ModelGraft, a new hybrid modeling/simulation engine (available starting from v0.4) that allows for unprecedented scalability: with respect to the (highly optimized) execution times of event driven simulation in v0.3, the new technique allow simulation of much larger networks catalogs and content stores on an exiguous amount of RAM and with over 100x reduction of simulation duration. If use ccnSim v0.4 or above, we ask you to please acknowledge our work by citing [COMNET-17a] (thanks!)
Finally, a novel parallel simulation engine that achieves 100x gain over ModelGraft and thus a 10000x gain over event-driven simulation! The new technique (referred to as CS-POST-MT in [JSAC-18]) proposes to, insted of slicing nodes of the network over multiple cores, to slice independent portions of the catalog over multiple cores. In contrast to network slicing, which would incur significant MPI overhead, the new technique exhibit an ideal speedup in the number of cores, which justify the above speedups). We have just released the code implementing the work in [JSAC-18], don’t hesitate to tell us what do you think!
Demos
You can check the how fast the new version of ccnSim runs when equipped with the the ModelGraft engine [ITC28a] vs the classic event-driven engine [ICC-13] on this YouTube video that we demonstrated at [ITC28a].
Now, imagine that the same comparison would apply to the parallel simulation engine [JSAC-18], which is orders of magnitude faster than ModelGraft! Overall, the parallel engine yield a speed up with respect to event driven on the order of 10000x, for a loss of accuracy of about 0.1% in our tests! (Another YouTube video will soon be available)
We’ve just (November ‘17) released the experimental version of ccnSim-v0.4-Parallel
We released the code on GitHub (fyi, no plans to support it as a docker so far)
The code implements the parallel CS-POST-MT technique described in the technical report [JSAC-18]. Have a look and let us know what do you think!
We’ve just (July ‘17) released the latest stable version of ccnSim-v0.4 as a docker image hosted on DockerHub!
This will spare the hassle of compiling and setting up the environment and allow you to quickly launch your first ccnSim-0.4 simulation so rush to https://hub.docker.com/r/nonsns/ccnsim-0.4/ !
Note: The container does not support the graphical interface. But, trust us, you do not need it anyway ;)
We’ve just (May ‘17) committed the latest stable version of ccnSim-v0.4 on GitHub!
This is exactly the same ccnSim-v0.4 version that you can dowload below, just hosted on GitHub
This new release does not change simulation API, but introduce new significant breakthrough [ITC28b][COMNET-17a][CCN-TR16] in the core simulation environment that allow for very significant memory reduction and CPU speedup.
ccnSim-v0.4 is still able to run classic Event Driven simulation (as in v0.3, but with significant reduction of the memory footprint due to the use of inversion rejection sampling)
ccnSim-v0.4 further allows to run a novel Monte Carlo simulation engine (new from v0.4, with significant reduction of the memory footprint and execution time)
The Event Driven and Monte Carlo engines can be seamlessly used, so v0.3 manual is still valid
Previous versions
Other versions are still available but their download is discouraged (the download counts is indicative, as it is frozen and no longer supported). To discourage downloads, links are not provided (you can do the same, and better with v0.4), but the files are still archived (it should not be impossible to guess with trial and error if you’re motivated).

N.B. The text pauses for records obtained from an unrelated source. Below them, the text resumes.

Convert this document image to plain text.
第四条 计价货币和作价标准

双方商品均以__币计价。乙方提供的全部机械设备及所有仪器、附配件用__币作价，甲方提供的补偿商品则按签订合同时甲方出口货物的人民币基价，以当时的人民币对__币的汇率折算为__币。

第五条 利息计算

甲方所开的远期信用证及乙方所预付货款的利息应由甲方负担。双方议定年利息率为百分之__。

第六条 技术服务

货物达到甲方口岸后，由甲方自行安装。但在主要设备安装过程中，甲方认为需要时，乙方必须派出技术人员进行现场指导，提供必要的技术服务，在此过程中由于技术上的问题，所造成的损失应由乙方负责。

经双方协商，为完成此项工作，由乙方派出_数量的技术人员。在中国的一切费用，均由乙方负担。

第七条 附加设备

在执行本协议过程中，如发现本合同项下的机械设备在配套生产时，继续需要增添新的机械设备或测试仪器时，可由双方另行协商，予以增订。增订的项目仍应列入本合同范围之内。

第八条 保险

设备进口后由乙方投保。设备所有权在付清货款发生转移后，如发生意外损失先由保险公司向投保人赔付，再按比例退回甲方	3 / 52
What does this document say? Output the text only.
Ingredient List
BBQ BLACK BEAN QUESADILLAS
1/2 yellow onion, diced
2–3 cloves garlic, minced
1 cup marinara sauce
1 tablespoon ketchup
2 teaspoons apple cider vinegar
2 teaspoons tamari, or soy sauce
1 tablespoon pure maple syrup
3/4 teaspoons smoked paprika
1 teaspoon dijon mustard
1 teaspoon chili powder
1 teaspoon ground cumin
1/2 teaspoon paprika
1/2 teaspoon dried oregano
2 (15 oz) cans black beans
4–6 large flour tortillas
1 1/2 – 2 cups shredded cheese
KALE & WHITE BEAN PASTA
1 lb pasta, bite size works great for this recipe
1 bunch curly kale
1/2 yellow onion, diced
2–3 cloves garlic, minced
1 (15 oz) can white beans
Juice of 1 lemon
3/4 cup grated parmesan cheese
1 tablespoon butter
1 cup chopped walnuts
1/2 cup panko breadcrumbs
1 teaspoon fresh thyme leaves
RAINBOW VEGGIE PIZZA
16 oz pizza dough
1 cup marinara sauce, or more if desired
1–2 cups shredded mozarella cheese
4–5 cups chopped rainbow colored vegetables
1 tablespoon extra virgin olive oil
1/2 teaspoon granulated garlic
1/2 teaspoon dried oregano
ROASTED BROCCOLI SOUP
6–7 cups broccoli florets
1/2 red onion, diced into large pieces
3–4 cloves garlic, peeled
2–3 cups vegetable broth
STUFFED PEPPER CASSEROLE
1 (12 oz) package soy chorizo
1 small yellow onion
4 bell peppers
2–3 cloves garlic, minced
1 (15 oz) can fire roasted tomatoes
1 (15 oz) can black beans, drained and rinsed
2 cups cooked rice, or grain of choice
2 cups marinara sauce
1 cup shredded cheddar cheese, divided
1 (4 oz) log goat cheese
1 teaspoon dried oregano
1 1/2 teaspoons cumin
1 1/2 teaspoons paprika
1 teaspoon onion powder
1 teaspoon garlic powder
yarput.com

As for the the former versions of ccnSim:
Really, there is no reason not to use v0.4 which is not only more complete, but also simpler, more modular and faster! Notice that v0.4 also improves the Event Driven engine, so you should consider moving it to this one (which, unless you have modified the code on your own, should be painless as they are fully interoperable)
We extensively benchmarked ccnSim performance and refactored its code, you can find an account of scalability properties of v0.3 in [ICC-13]. However, results [ITC28a] should convince you to migrate to v0.4!
Example scenarios to reproduce some of our latest publications [ICN-14a] and [ICN-14b] are also available in v0.4
I have troubles installing ccnSim with omnet++ 5.1 (and above)
Short answer: if you don’t want to modify ccnSim, then use the docker container; long answer: keep reading.
Unfortunately, this is due to changes in opp_makemake (from the omnet++ changelog: “Support for deep includes (automatically adding each subfolder to the include path) has been dropped, due to being error-prone and having limited usefulness. In projects that used this feature, #include directives need to be updated to include the directory as well.”). Fixing this issue is more involved though than just specifying the folders, since there are other modifications introduced by the 5.1 version of omnet++, among which send() and arrived() methods used to generate and process messages. Given that, aside these non-backward compatible changes, no change is relevant for ccnSim, we recommend you to use omnet++ v5.0
I have troubles installing omnet++ 4.1 with gcc-4.6
Short answer: Upgrade to ccnSim-v0.4! Long anwer: keep reading.
If you want to use older version, please refer to this page for a solution (thanks to Cesar A. Bernardini for pointing this out)
I have troubles running ccnSim with Tkenv
Short answer: (you) don’t (need it). Long answer: keep reading.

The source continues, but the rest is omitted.